Firstly, the general meeting of shareholders failed to effectively protect the interests of small and medium-sized investors. The small proportion of public shareholders and the arbitrariness of the controlling shareholders resulted in the inability of the general meeting and the board of directors to effectively protect the interests of small and medium-sized investors in decisions related to financial fraud. Second, the overlap of corporate governance roles. Multiple positions and roles are highly overlapped in one person, which violates the original checks and balances and undermines the hierarchical constraints of “shareholders” meetings, board of directors, and management. Thirdly, the supervisory board did not play a supervisory role; the proportion of external supervisors on the supervisory board of Enterprise K was zero, and its members also held other positions in the company, which together with the controlling shareholders, formed a huge community of interests, and were unable to effectively supervise the company’s operation. Finally, the responsibilities of the shareholders’ meeting, board of directors and supervisory board of Enterprise K are confused with those of the finance, business and other related departments, which leads to the failure of the whole company’s internal control system. Taken together, Enterprise K performs very poorly in its corporate governance structure, exposing a huge risk of financial fraud.

Anti-Corruption Bribery and Oversight Systems

Company K’s annual report, internal control system report and social responsibility report did not cover anti-corruption-related laws and regulations, preventive measures and supervision and implementation methods, and given Company K’s business model, the company has certain regulatory risks and corruption and bribery risks in the supply, drug trading and retailing sectors. In fact, the top management of Company K started to pay bribes several times in 2003, and the targets of the bribes involved the local drug regulatory authorities, the issuance regulatory authorities of the Securities and Futures Commission, and other relevant personnel, and as of 2015, according to the announcement of the relevant authorities, the cumulative amount of bribes involved in the bribery behaviour of Company K that had been revealed had exceeded RMB 16.8 million.

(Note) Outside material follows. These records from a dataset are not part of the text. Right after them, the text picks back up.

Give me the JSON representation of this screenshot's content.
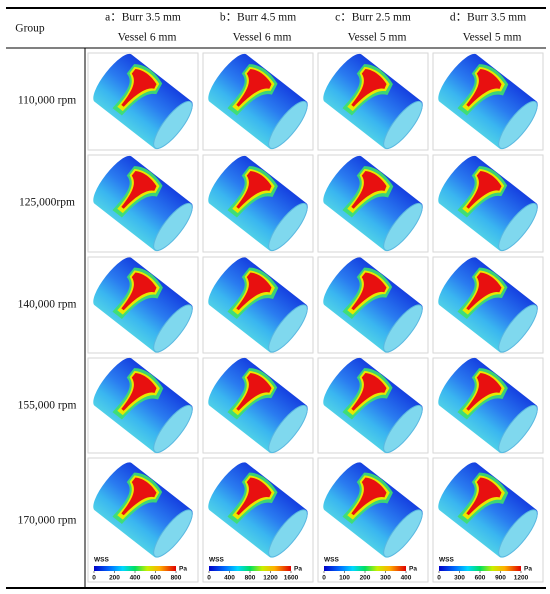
{
  "header": {
    "group": "Group",
    "columns": [
      {
        "label": "a：Burr 3.5 mm",
        "sub": "Vessel 6 mm"
      },
      {
        "label": "b：Burr 4.5 mm",
        "sub": "Vessel 6 mm"
      },
      {
        "label": "c：Burr 2.5 mm",
        "sub": "Vessel 5 mm"
      },
      {
        "label": "d：Burr 3.5 mm",
        "sub": "Vessel 5 mm"
      }
    ]
  },
  "rows": [
    "110,000 rpm",
    "125,000rpm",
    "140,000 rpm",
    "155,000 rpm",
    "170,000 rpm"
  ],
  "colorbars": [
    {
      "title": "WSS",
      "unit": "Pa",
      "ticks": [
        0,
        200,
        400,
        600,
        800
      ]
    },
    {
      "title": "WSS",
      "unit": "Pa",
      "ticks": [
        0,
        400,
        800,
        1200,
        1600
      ]
    },
    {
      "title": "WSS",
      "unit": "Pa",
      "ticks": [
        0,
        100,
        200,
        300,
        400
      ]
    },
    {
      "title": "WSS",
      "unit": "Pa",
      "ticks": [
        0,
        300,
        600,
        900,
        1200
      ]
    }
  ]
}
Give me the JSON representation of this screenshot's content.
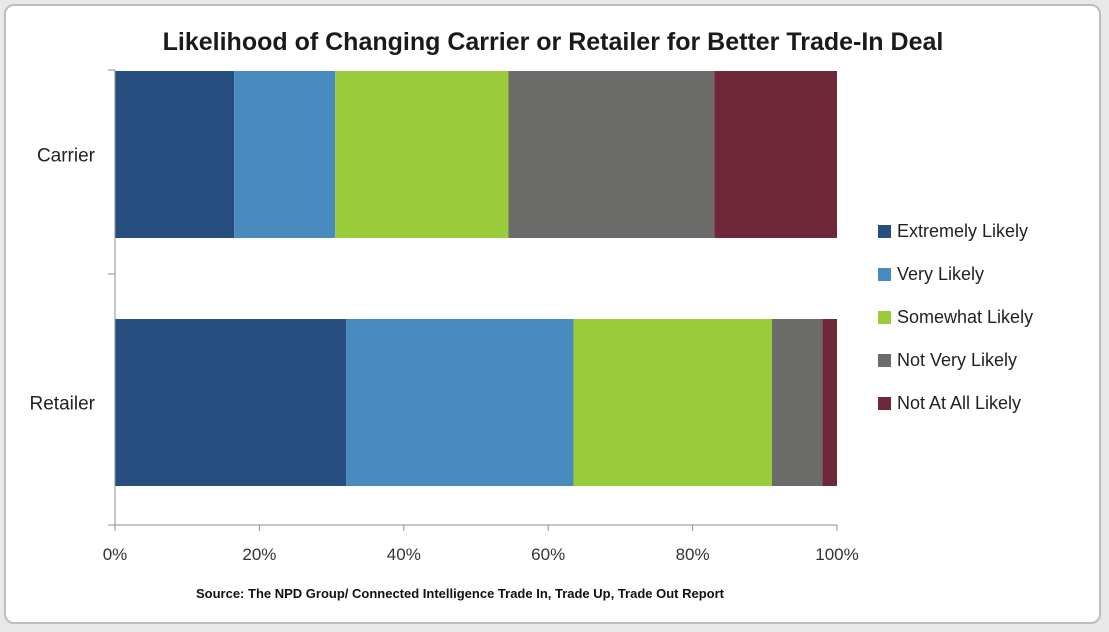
{
  "chart_data": {
    "type": "bar",
    "orientation": "horizontal",
    "stacked": "percent",
    "title": "Likelihood of Changing Carrier or Retailer for Better Trade-In Deal",
    "categories": [
      "Carrier",
      "Retailer"
    ],
    "series": [
      {
        "name": "Extremely Likely",
        "color": "#264e7e",
        "values": [
          16.5,
          32
        ]
      },
      {
        "name": "Very Likely",
        "color": "#4a8bbf",
        "values": [
          14,
          31.5
        ]
      },
      {
        "name": "Somewhat Likely",
        "color": "#9acb3b",
        "values": [
          24,
          27.5
        ]
      },
      {
        "name": "Not Very Likely",
        "color": "#6b6b69",
        "values": [
          28.5,
          7
        ]
      },
      {
        "name": "Not At All Likely",
        "color": "#6e2839",
        "values": [
          17,
          2
        ]
      }
    ],
    "x_ticks": [
      "0%",
      "20%",
      "40%",
      "60%",
      "80%",
      "100%"
    ],
    "xlim": [
      0,
      100
    ],
    "grid": false,
    "legend_position": "right",
    "source": "Source: The NPD Group/ Connected Intelligence Trade In, Trade Up, Trade Out Report"
  }
}
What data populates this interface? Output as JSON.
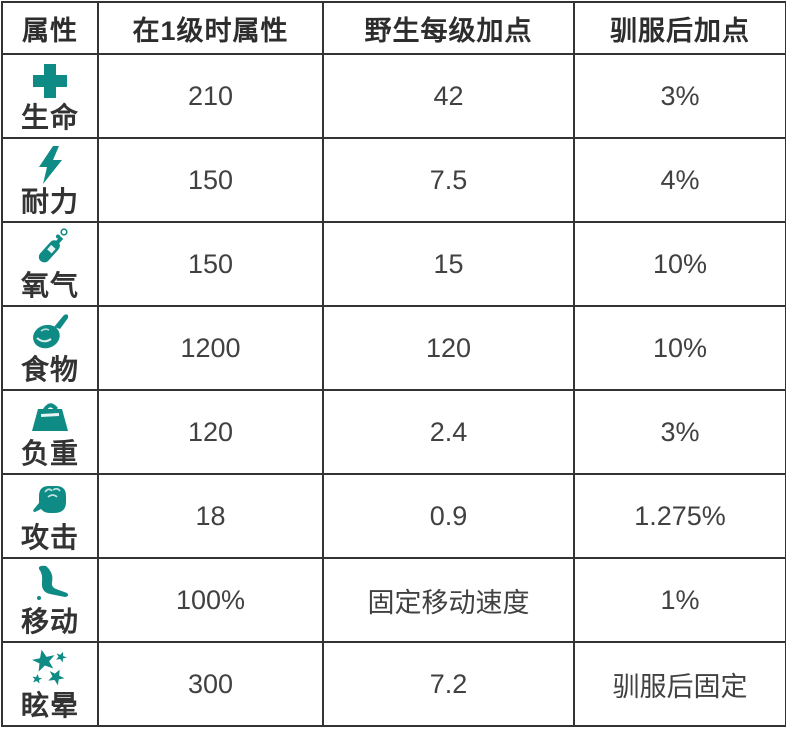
{
  "table": {
    "accent_color": "#0e8b84",
    "border_color": "#333333",
    "headers": [
      "属性",
      "在1级时属性",
      "野生每级加点",
      "驯服后加点"
    ],
    "rows": [
      {
        "icon": "health-icon",
        "label": "生命",
        "base": "210",
        "wild": "42",
        "tamed": "3%"
      },
      {
        "icon": "stamina-icon",
        "label": "耐力",
        "base": "150",
        "wild": "7.5",
        "tamed": "4%"
      },
      {
        "icon": "oxygen-icon",
        "label": "氧气",
        "base": "150",
        "wild": "15",
        "tamed": "10%"
      },
      {
        "icon": "food-icon",
        "label": "食物",
        "base": "1200",
        "wild": "120",
        "tamed": "10%"
      },
      {
        "icon": "weight-icon",
        "label": "负重",
        "base": "120",
        "wild": "2.4",
        "tamed": "3%"
      },
      {
        "icon": "attack-icon",
        "label": "攻击",
        "base": "18",
        "wild": "0.9",
        "tamed": "1.275%"
      },
      {
        "icon": "movement-icon",
        "label": "移动",
        "base": "100%",
        "wild": "固定移动速度",
        "tamed": "1%"
      },
      {
        "icon": "torpor-icon",
        "label": "眩晕",
        "base": "300",
        "wild": "7.2",
        "tamed": "驯服后固定"
      }
    ]
  }
}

However, in the face of so many incidents involving corruption, Company K still has not developed a relevant anti-corruption system as well as a monitoring system, exposing the fact that its management and governance may have overridden the company’s internal controls, and at the same time, such governance initiatives have to be questioned as to their motives.

Govern dimension score

Rating time Best peer score Worse peer score Average peer score K score Rank
2015 14.077 9.433 11.407 10.449 17/22
2016 16.639 10.795 13.249 9.947 17/17
2017 15.160 10.409 13.327 10.794 13/16
2018 17.923 8.882 14.234 10.445 18/21
Conclusion

In this paper, XGBoost is used as a classification algorithm to construct a model for recognizing financial fraud. The identification test found that the model’s discriminative accuracy for out-of-sample data varied from 18.56% to 100%, and the percentage of identification ranged from 100% to 3%, while the model still ensured an accuracy of about 88% when 75% of non-financial malpractice companies were identified within the sample. The results of the robustness test show that the identification using the XGBoost algorithm achieves an accuracy of 94.11%, F1=78.23%, and takes 50 seconds, all of which are better than the comparative models such as BP neural networks and random forests, indicating that the financial fraud identification model based on XGBoost has excellent performance.

Combined with ESG information, the financial fraud mechanism is analysed using Enterprise K as an example. It is found that there are loopholes in the dimensions of environmental disclosure, negative environmental information, employee management, supply chain management, corporate governance structure, and anti-corruption and bribery and monitoring systems, which have the risk of financial fraud. This shows that the integration of ESG information can better analyze the causal mechanism of corporate financial fraud, so as to more accurately identify enterprises with financial fraud risk.